In Autistic Disturbances, Rodas asks:
Is it ever truly possible to say entirely what we mean or to mean entirely what we say? Does language, used by anyone in any form, exist as a fully intentional medium, transparently communicative, a direct expressive conduit of some true inner self?
Or, are we all just performing versions of ourselves for each other?
The Rehearsal is interested in these questions, too. Some of us, like Nathan, may recognize the performativity inherent in socializing, and some of us may need to rehearse our performances more — we call this “masking”. But just because you don’t see your performance or consciously practice it, doesn’t mean you’re not doing it.
The Rehearsal is funny and relatable because, as Fielder points out, social awkwardness is a pretty universal experience, and joking about it is something most people can find catharsis in. Masking, too, isn’t something only autistic people do — it’s just something we’re more willing to be honest about.

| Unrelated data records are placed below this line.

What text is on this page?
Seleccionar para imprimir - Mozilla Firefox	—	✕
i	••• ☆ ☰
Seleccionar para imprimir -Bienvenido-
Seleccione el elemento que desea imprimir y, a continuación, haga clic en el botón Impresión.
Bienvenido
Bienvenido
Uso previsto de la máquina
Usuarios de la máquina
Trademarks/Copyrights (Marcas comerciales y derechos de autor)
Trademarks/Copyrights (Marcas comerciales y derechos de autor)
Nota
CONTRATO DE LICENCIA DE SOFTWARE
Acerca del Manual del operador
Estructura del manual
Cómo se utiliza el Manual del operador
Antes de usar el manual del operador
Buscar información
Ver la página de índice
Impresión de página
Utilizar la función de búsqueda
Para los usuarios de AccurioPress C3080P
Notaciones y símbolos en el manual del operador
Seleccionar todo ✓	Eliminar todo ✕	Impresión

This piece brought back a lot of conflicting feelings I remember squirming around in while watching Nathan for You and the first 2 episodes of The Rehearsal. Been meaning to get back to Unmasking Autism by Dr. Devon Price - I'm even more curious how the book and The Rehearsal will land with the connections you've written about in the back of my mind.
How To with John Wilson (which Nathan Fielder is an executive producer on) is another show that I found really affecting, also more wholesome, that feels similarly culturally autistic.
Thanks for added layer of nuance to view these through!
The caption on the phonecall scheme photo--YES LMAO. SAME.